Молчание длилось долго. Настолько долго, что я почувствовала жжение в легких от долгой задержки дыхания и еще… мне было неуютно под его взглядом, будто высчитывающим насколько я чокнулась — стоит ли везти меня в психиатричку сразу или можно перед этим попытаться поговорить.

— Окей, я попытаюсь списать все это на беременность… — сквозь зубы прошипел Роберт скорее себе, чем мне, и, прежде чем снова позвать водителя в машину, мертвой хваткой вцепился мне в шею и с некой угрозой в голосе прошептал прямо в губы: — Я уже понял, что сюрпризы ты не любишь, но у доктора тебе обследоваться все же нужно. Блядь, ты сейчас лишила меня пары лет жизни, понимаешь это?! И запомни раз и навсегда: ты уже приняла решение, приехав ко мне, и я не позволю твоим разбушевавшимся гормонам все испортить. Ты моя и больше не сбежишь! Запомни! Не запомнишь сама — сделаю тату! На лбу! — стоило водителю вернуться на место, как мужчина тут же пересел на сидение рядом со мной и, крепко сжав руку, будто я намеревалась куда-то сбежать, задал направление: — В медицинский центр планирования семьи «Браун и партнеры».

Всю дорогу я молчала. От части мне было стыдно за свое поведение, а с другой стороны я снова ничего не поняла. И, хоть мне и вправду хотелось списать все на интересное положение, червячок внутри продолжал грызть огромный сухарь недопонимания.

Роберт тоже молчал, но раздражение, эмоциональное возбуждение и злость чувствовались буквально физически. Его рука так сильно сдавливала мою, что, когда машина наконец остановилось и Шаворский все же позволил расцепить мертвую хватку, буквально перестала ощущать ладонь на несколько минут.

— Ты пойдешь со мной на осмотр? — от моего удивленного голоса брови Роберта насупились еще больше и тот, снова подхватив меня под руку, быстро потащил внутрь, — Просто ты постоянно работаешь…

— Если ты не забыла, это и мои дети тоже! — практически выплюнул мужчина, буквально заталкивая меня в лифт. Но прежде, чем он доехал до нужного этажа, нетерпеливо повернул меня к себе и, отчеканивая каждое слово, сказал: — Хотя нет, беременности все же мало, чтобы выкинуть подобное. Потом жду от тебя подробных объяснений.

Сдержаться и не закатить глаза оказалось выше моих сил и факт, что Роберт не шутит, только усугублял сложившуюся ситуацию.

Быстро лавируя по запутанным коридорам, Шаворский подвел меня к нужному кабинету, будто был тут и не раз. Затем нетерпеливо постучался и уже через несколько минут я лежала на небольшой кушетке, пока доктор делал очередное узи.

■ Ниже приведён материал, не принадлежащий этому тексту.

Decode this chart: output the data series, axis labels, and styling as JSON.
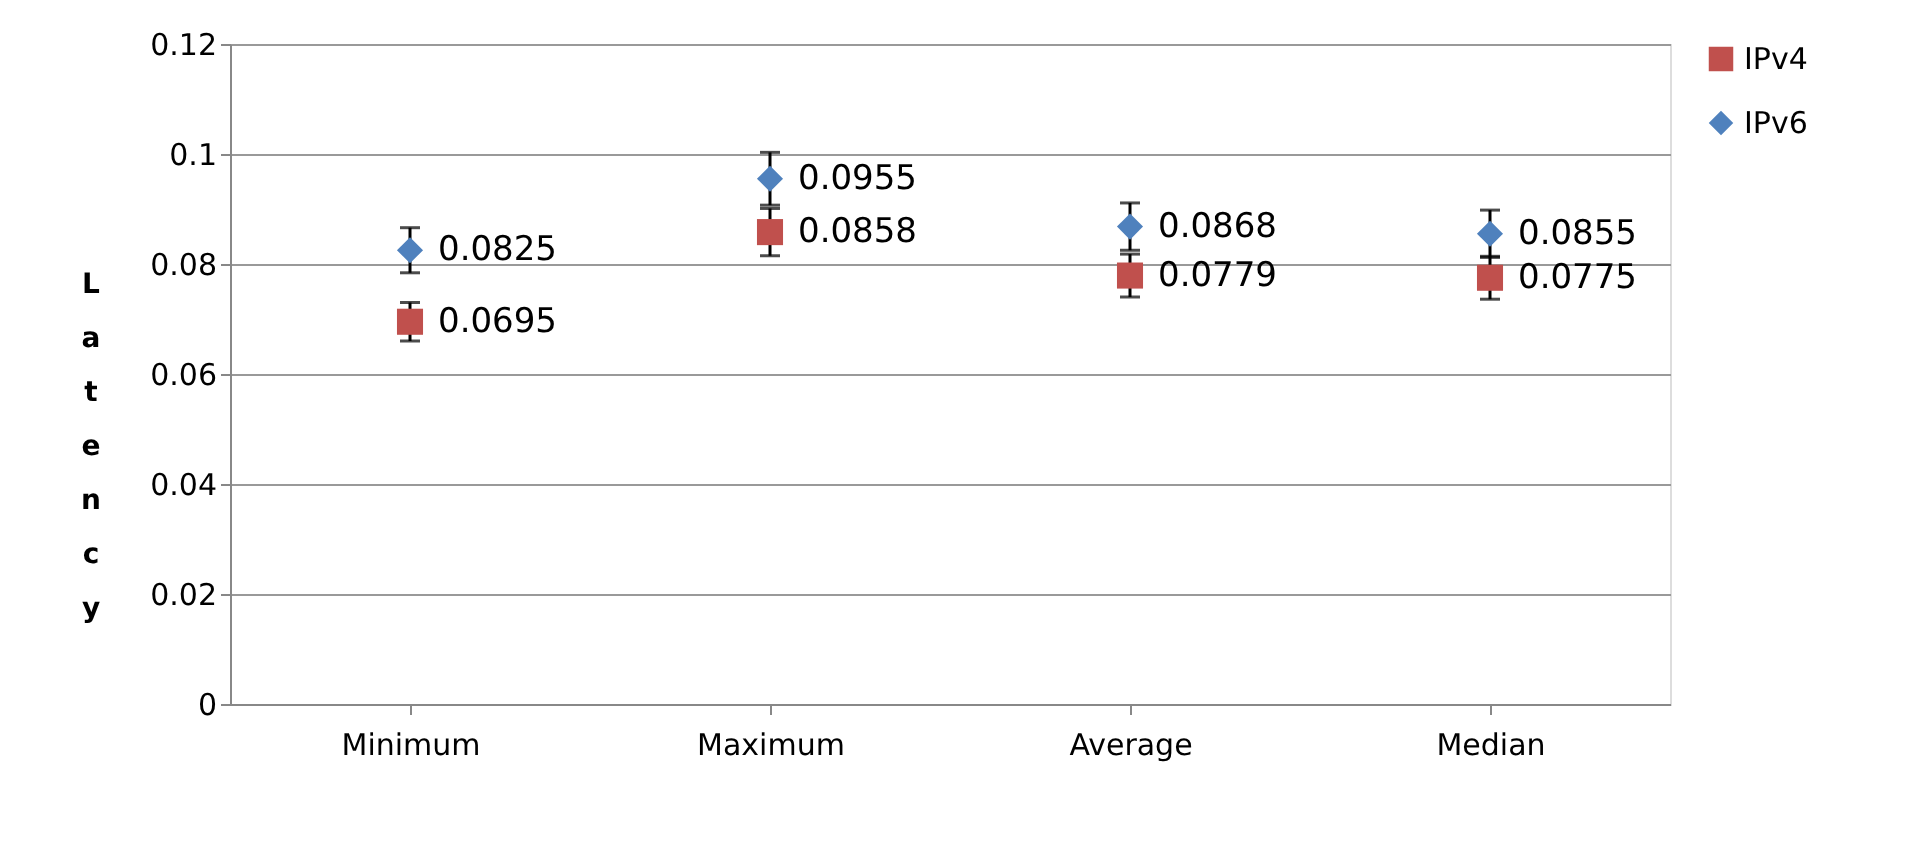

— Хм, что я могу сказать? Все в норме, нет никаких патологий или осложнений, что не так часто бывает в нашем климате при вынашивании двойни… — удивленно подметил Браун и, тут же покосившись на Роберта, уверенно сказал: — Нет никаких причин для беспокойства. Кстати, после обследования могу уверенно заключить, что физическая близость все еще разрешена. Естественно, без всяких излишеств и чрезмерного энтузиазма.

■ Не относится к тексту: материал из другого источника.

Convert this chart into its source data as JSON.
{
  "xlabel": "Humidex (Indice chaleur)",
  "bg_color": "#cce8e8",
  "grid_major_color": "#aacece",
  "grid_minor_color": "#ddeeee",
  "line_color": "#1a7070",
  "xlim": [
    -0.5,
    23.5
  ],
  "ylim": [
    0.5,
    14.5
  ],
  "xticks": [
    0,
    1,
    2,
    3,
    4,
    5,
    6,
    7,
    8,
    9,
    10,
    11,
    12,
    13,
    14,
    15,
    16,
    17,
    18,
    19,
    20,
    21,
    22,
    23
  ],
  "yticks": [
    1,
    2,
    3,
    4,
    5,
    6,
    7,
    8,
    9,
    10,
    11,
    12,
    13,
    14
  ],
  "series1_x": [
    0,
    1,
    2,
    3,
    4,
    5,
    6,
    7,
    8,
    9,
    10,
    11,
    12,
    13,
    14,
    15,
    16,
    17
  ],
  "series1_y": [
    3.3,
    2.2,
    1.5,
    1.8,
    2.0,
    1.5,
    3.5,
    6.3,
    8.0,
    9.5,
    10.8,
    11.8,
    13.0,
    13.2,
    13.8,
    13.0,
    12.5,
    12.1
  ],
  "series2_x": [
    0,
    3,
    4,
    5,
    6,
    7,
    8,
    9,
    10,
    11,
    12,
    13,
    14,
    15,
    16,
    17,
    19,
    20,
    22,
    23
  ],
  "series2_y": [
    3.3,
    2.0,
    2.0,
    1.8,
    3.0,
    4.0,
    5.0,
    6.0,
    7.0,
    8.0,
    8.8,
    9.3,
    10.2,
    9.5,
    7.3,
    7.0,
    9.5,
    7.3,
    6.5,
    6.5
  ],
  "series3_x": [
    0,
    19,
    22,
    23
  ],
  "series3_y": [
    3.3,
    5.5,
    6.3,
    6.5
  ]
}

На секунду я замерла и отвела завороженный взгляд от двух маленьких комочков на экране, намереваясь понять — поэтому ли Роберт каждый раз уходил от меня вечером, дожидаясь пока я усну — ждал заключения врача?! Несмотря на то, что я уже давно знала, что стану мамой, каждое узи было для меня неким откровением и я все никак не могла осознать, что дети на экране как-то относятся ко мне… и моему любимому мужчине, как живое подтверждение нашей любви.